Uma das minhas pequenas perplexidades, hoje, é saber se o apego a certas imagens da infância, aos livros da escola primária, ao «naif» de um tempo e de um discurso passados não serão apegos que, à luz da radiestesia, se poderão considerar «parasitas» das (minhas) melhores energias. Aliás, essas memórias próximas, comparadas às memórias dos Dinossauros, por exemplo, com 350 milhões de anos, serão mais fáceis ou mais difíceis de superar? Certas estruturas - a de favos, por exemplo - em relação às quais tenho uma sensação de repugnância - as célebres «fobias» - terão que ver com essa parte do ADN que é a da memória genética e do sonho? Será aí que se situa o famoso inconsciente colectivo, ou o inconsciente colectivo - e, portanto, os sonhos - já pertence à Alma e/ou ao Espírito? Ou seja: aos códigos vibratórios e não ao código genético?

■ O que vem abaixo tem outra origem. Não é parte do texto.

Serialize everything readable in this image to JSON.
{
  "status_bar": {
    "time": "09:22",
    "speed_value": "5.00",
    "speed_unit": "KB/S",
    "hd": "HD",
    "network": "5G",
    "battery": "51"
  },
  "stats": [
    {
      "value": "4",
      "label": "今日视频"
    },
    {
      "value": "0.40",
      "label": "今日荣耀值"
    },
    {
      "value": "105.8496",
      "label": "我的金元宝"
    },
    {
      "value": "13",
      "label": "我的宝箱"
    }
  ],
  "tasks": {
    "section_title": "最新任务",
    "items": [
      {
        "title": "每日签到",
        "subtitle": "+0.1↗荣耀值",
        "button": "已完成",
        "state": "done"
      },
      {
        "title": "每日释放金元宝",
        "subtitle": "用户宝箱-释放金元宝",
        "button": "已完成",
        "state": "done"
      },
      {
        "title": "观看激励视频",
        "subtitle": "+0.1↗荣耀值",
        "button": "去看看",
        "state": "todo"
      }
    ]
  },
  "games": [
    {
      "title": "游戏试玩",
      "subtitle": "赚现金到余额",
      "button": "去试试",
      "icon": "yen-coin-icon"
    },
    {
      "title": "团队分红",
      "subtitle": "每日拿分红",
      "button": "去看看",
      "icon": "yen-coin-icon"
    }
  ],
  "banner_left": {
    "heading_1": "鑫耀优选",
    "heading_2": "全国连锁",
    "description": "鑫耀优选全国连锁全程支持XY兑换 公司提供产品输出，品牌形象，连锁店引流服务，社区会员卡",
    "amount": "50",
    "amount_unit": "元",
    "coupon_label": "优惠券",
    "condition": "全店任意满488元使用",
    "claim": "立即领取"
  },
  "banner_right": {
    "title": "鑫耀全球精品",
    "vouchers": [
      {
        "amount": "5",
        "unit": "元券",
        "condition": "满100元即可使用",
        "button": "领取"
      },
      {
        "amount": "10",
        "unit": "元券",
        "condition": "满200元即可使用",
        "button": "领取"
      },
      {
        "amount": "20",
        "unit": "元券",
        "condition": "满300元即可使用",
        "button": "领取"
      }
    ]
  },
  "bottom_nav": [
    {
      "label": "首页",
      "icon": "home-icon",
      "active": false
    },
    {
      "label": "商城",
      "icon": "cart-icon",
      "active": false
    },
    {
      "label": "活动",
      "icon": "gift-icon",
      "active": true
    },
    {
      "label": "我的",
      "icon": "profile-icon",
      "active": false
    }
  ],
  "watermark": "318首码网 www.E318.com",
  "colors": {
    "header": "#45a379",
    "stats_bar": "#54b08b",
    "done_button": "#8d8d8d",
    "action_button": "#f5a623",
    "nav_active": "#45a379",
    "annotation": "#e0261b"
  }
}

Quando ouço as pessoas carpir-se de que se rendem ao MAGA porque têm de sobreviver, porque precisam de ganhar o pão de cada dia, costumo pensar na profissão MAGA e prostituída que tenho vai para 30 anos - o jornalismo. De facto, não é fácil a gente libertar-se de uma destas. Mas a verdade é que tem mesmo de libertar-se. E a única diferença é que agora, depois de 26 de Agosto de 1983, já temos menos um alibi para não mudar, pois é o Cosmos, o Novo Cosmos, nascido em 26 de Agosto de 1983, que nos convida a mudar. Esta é a questão. Cada um sabe o MAGA onde está metido: e se se quer curar, o melhor é mesmo não alimentar mais esse MAGA. Basta que se limite a suportá-lo. A militância ecologista - vejo-o agora - era uma fraca resistência à invasão de MAGA, a que chamei coisas como Abjecção, Terror, Entropia, Trampa, os 3 M (MERDA, MORTE, MENTIRA).
Foi isto que me levou a dizer «Abençoados Inimigos», quando, em Abril de 1992, descobri a Radiestesia Alquímica, puxado pelo guindaste de Manuel Fernandes e da Maria. Foi isto que me levou a dizer: abençoados os 59 anos de vida que eu perdi para encontrar esse momento. Afinal, podia ter sido ainda mais infeliz - se viesse a morrer sem encontrar esta morte que me permitiu conhecer um pouco menos mal a Morte.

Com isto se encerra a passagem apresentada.